Real-world functions you can add:
lookup_order(order_id)- Check order statusbook_appointment(date, time)- Schedule meetingssearch_knowledge_base(query)- Query your docssend_email(to, subject, body)- Send notifications
For more sophisticated tool usage and autonomous behavior, upgrade to building full AI agents with LangChain.
Error Handling: When APIs Misbehave
OpenAI's API will fail. Rate limits (429), server errors (500), timeouts. Handle it gracefully.
from tenacity import retry, stop_after_attempt, wait_exponential
from openai import OpenAIError, RateLimitError
@retry(
wait=wait_exponential(multiplier=1, min=4, max=60),
stop=stop_after_attempt(3),
reraise=True
)
def robust_chat(messages):
try:
return client.chat.completions.create(
model="gpt-4o-mini",
messages=messages,
timeout=30 # Don't wait forever
)
except RateLimitError:
print("Rate limit hit, retrying...")
raise # Retry will handle this
except OpenAIError as e:
print(f"API error: {e}")
raise
User-facing error messages:
try:
response = robust_chat(messages)
except Exception as e:
return "Sorry, I'm having trouble right now. Please try again in a moment."
Never show raw API errors to users. Nobody cares about "HTTP 429 Too Many Requests." They care about "the bot is broken."
Cost Optimization: Don't Go Broke
GPT-4 is expensive.
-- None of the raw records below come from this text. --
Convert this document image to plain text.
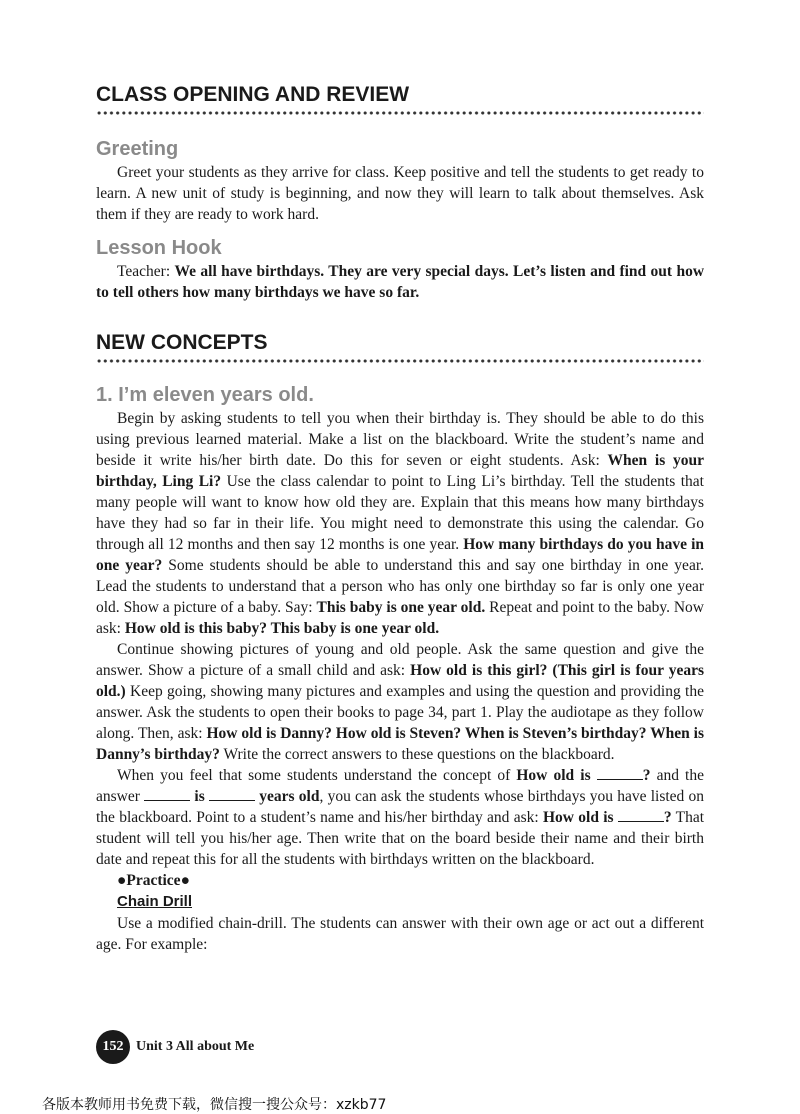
CLASS OPENING AND REVIEW
Greeting

Greet your students as they arrive for class. Keep positive and tell the students to get ready to learn. A new unit of study is beginning, and now they will learn to talk about themselves. Ask them if they are ready to work hard.

Lesson Hook

Teacher: We all have birthdays. They are very special days. Let’s listen and find out how to tell others how many birthdays we have so far.

NEW CONCEPTS
1. I’m eleven years old.

Begin by asking students to tell you when their birthday is. They should be able to do this using previous learned material. Make a list on the blackboard. Write the student’s name and beside it write his/her birth date. Do this for seven or eight students. Ask: When is your birthday, Ling Li? Use the class calendar to point to Ling Li’s birthday. Tell the students that many people will want to know how old they are. Explain that this means how many birthdays have they had so far in their life. You might need to demonstrate this using the calendar. Go through all 12 months and then say 12 months is one year. How many birthdays do you have in one year? Some students should be able to understand this and say one birthday in one year. Lead the students to understand that a person who has only one birthday so far is only one year old. Show a picture of a baby. Say: This baby is one year old. Repeat and point to the baby. Now ask: How old is this baby? This baby is one year old.

Continue showing pictures of young and old people. Ask the same question and give the answer. Show a picture of a small child and ask: How old is this girl? (This girl is four years old.) Keep going, showing many pictures and examples and using the question and providing the answer. Ask the students to open their books to page 34, part 1. Play the audiotape as they follow along. Then, ask: How old is Danny? How old is Steven? When is Steven’s birthday? When is Danny’s birthday? Write the correct answers to these questions on the blackboard.

When you feel that some students understand the concept of How old is	? and the answer	is	years old, you can ask the students whose birthdays you have listed on the blackboard. Point to a student’s name and his/her birthday and ask: How old is	? That student will tell you his/her age. Then write that on the board beside their name and their birth date and repeat this for all the students with birthdays written on the blackboard.

●Practice●
Chain Drill

Use a modified chain-drill. The students can answer with their own age or act out a different age. For example:

152 Unit 3 All about Me
各版本教师用书免费下载，微信搜一搜公众号：xzkb77
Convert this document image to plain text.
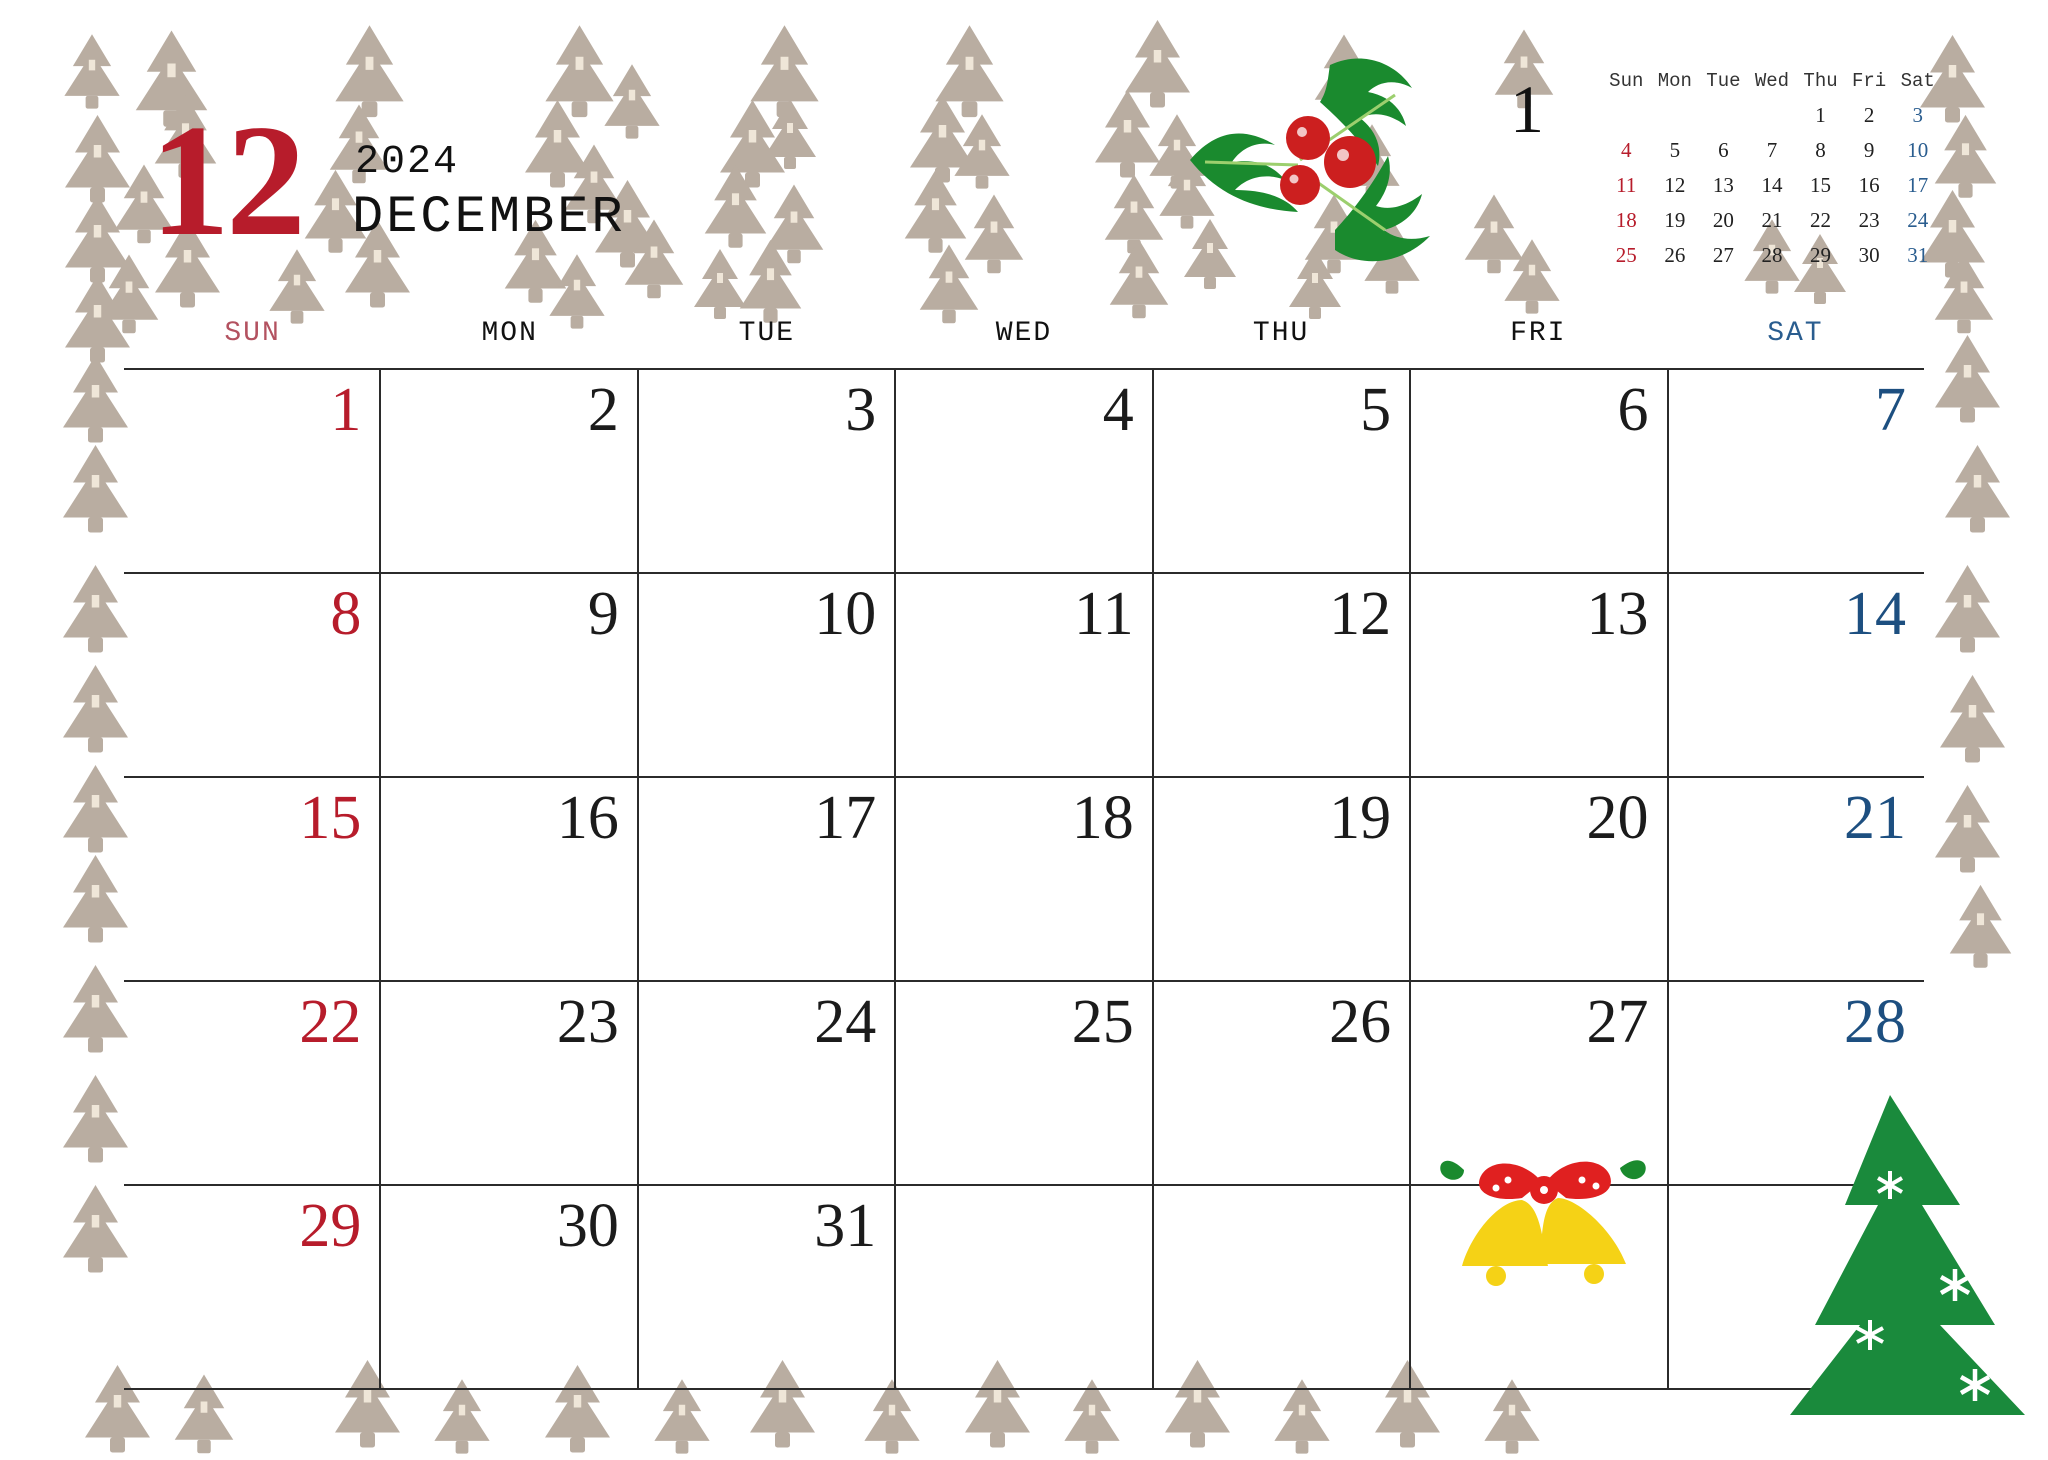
12 2024
DECEMBER
1	Sun	Mon	Tue	Wed	Thu	Fri	Sat
				1	2	3
4	5	6	7	8	9	10
11	12	13	14	15	16	17
18	19	20	21	22	23	24
25	26	27	28	29	30	31
SUN	MON	TUE	WED	THU	FRI	SAT
1	2	3	4	5	6	7
8	9	10	11	12	13	14
15	16	17	18	19	20	21
22	23	24	25	26	27	28
29	30	31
Here's how to keep costs sane:
1. Use the Right Model
# Expensive ($10/1M input tokens, $30/1M output)
model="gpt-4"
# Cheaper ($0.15/1M input, $0.60/1M output) - 98% as good
model="gpt-4o-mini"
Strategy: Use gpt-4o-mini for 90% of requests. Use gpt-4 only for complex reasoning.
2. Count Tokens Before Sending
import tiktoken
def count_tokens(text, model="gpt-4o-mini"):
encoding = tiktoken.encoding_for_model(model)
return len(encoding.encode(text))
# Check before sending
user_message = "Very long message..."
if count_tokens(user_message) > 1000:
print("Warning: This will cost $$$")
3. Set Max Tokens
response = client.chat.completions.create(
model="gpt-4o-mini",
messages=messages,
max_tokens=500 # Prevent 10-page essays
)
4. Cache Identical Requests
from functools import lru_cache
@lru_cache(maxsize=1000)
def cached_response(prompt_hash):
# Only call API if we haven't seen this exact prompt before
pass
The Production Checklist
Before you deploy:
- ✅ Streaming enabled for better UX
- ✅ Context management implemented
- ✅ System prompt is specific and tested
- ✅ Error handling with retries
- ✅ Rate limiting on your end (don't let one user spam API)
- ✅ Logging for debugging (save failed interactions)
- ✅ Cost monitoring dashboard
- ✅ Human escalation path (some questions need humans)
The Bottom Line
Building a chatbot in 2025 is less about prompt engineering and more about systems engineering. It's about:
- Managing state (conversation history)
- Orchestrating tools (function calling)
- Handling failures gracefully
- Optimizing costs
Start simple. Get the basic chat loop working. Add streaming. Then add memory. Then add one function. Test it thoroughly. Add another function.
The bots that actually ship aren't the ones with the fanciest prompts. They're the ones with solid error handling and proper cost controls.
Remember, it is not just for chatting, it should actually helps users get things done.